Solid State Radar


“Solid State” is the term that has been applied to modern Pulse Compression Radars. Such radars achieve improved range resolution and signal to noise ratio. This means that the radar can provide the range resolution benefit of short pulse transmission at greater ranges. In a traditional Magnetron based radar, short pulse transmission would normally result in insufficient power being returned to the receiver for the target to be detectable at long range. To detect targets at long range, the radar would normally be set to medium or long pulse but this would have the effect of reducing range resolution. Pulse Compression (Solid State) radars will therefore help users to resolve two targets in close range proximity at longer range. Azimuth (Bearing) resolution is unchanged as this is a function of the antenna.

Pulse Compression radars use a longer pulse length with frequency modulation or phase coding to resolve targets with overlapping returns. Using a longer pulse width also enables the radar to be of lower output power and this removes the need for the traditional, magnetron based, high power transmitter. In many traditional radars, particularly those based at remote sites, the reliability of the magnetron was a major reliability issue for users and therefore dual transceiver radar configurations are very common, particularly for remote radar sites (see radar sensors).
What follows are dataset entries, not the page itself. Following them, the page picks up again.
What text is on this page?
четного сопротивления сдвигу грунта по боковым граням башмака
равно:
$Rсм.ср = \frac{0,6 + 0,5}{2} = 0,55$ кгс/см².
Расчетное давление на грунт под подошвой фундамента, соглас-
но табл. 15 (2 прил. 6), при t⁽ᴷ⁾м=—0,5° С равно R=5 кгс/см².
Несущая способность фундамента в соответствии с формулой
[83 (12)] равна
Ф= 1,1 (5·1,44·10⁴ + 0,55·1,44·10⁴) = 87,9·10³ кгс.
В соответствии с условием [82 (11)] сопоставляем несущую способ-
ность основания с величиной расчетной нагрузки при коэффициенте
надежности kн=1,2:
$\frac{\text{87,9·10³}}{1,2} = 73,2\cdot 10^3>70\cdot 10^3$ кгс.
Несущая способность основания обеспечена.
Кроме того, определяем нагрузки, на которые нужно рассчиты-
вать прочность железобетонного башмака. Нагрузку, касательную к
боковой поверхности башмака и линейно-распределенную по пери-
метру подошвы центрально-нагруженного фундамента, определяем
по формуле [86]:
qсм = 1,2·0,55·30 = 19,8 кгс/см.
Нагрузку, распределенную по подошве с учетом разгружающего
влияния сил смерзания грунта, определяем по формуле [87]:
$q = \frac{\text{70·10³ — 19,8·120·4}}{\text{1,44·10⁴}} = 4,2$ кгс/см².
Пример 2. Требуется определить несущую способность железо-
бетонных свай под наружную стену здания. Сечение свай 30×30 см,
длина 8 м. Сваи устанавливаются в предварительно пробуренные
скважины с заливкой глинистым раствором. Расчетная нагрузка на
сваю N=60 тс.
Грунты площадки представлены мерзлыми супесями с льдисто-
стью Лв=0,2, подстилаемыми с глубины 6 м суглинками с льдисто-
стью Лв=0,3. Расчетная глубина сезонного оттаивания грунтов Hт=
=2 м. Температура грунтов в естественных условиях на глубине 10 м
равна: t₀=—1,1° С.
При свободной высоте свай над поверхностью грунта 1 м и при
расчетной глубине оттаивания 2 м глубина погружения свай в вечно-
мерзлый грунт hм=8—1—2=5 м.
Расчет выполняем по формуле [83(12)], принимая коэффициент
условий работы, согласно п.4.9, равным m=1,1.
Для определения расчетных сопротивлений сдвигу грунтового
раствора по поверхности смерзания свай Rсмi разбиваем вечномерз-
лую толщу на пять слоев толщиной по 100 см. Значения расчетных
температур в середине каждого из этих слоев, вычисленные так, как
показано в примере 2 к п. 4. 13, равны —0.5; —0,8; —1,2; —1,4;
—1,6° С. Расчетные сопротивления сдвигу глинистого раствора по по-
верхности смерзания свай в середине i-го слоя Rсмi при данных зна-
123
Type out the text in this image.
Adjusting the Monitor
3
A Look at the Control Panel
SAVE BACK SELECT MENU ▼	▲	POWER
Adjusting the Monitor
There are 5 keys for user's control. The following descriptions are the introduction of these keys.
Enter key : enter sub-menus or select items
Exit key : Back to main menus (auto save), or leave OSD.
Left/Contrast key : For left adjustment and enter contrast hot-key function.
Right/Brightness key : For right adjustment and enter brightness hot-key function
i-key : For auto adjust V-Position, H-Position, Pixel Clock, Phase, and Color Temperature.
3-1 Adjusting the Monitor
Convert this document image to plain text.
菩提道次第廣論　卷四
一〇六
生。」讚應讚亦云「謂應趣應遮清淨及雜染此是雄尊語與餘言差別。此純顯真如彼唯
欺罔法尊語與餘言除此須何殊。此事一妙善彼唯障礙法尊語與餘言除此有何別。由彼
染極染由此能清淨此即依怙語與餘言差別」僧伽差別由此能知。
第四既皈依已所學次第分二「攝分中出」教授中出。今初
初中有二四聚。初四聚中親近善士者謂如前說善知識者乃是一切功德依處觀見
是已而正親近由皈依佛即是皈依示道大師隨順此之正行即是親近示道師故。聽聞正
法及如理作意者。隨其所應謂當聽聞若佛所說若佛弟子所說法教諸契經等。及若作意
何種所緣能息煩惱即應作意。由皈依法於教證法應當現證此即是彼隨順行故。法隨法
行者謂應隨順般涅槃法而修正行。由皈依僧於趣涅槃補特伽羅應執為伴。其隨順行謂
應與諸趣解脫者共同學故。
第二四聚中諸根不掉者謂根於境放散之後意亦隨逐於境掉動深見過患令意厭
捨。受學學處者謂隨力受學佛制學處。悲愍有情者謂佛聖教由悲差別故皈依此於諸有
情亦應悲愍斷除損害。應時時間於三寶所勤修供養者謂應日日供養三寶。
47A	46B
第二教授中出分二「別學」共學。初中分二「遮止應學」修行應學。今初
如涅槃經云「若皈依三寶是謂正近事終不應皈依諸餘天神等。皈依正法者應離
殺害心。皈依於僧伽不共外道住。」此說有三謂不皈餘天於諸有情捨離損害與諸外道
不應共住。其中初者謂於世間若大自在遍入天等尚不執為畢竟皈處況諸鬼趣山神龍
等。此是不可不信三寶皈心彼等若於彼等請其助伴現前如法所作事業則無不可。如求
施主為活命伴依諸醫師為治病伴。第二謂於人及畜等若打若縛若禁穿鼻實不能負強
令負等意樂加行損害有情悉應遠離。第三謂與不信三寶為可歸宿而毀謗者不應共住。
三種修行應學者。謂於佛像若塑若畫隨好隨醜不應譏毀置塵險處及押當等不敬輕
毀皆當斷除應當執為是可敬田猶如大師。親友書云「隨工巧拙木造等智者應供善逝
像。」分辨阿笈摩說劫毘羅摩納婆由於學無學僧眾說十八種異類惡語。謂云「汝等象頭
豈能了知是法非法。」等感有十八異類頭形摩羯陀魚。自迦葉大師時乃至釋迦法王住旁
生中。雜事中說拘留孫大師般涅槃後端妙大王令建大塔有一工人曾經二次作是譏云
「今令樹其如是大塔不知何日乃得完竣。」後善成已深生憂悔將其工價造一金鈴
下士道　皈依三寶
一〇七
Pulse Compression (Solid State) radars should therefore require less maintenance and may only need single transceiver configuration but site visits will still be necessary for most remote unmanned sites as other factors such as the antenna turning unit maintenance will still require regular preventative maintenance.

Pros & Cons for VTS


All sensor systems selected for VTS and Coastal Surveillance applications should be subject to a Cost Benefit Analysis and pulse compression radars clearly provide improved performance but also at a higher price. Therefore, it should be considered whether the improved performance will also improve the operational performance of the final system. The key question is whether the improved range resolution and small target detection capability at long range is required for the specific application. Is it important that small targets can be detected at greater range? and is it important to resolve two targets in close proximity to each other on the same bearing to the radar at longer range. Clearly there are applications where this capability is of benefit, such as applications where small vessels are used for illegal activities. If such vessels are fast moving, then earlier detection at greater range provides earlier warning and can increase to available interdiction response time. However, for other applications, potential users should assess whether the additional cost will deliver equivalent benefits.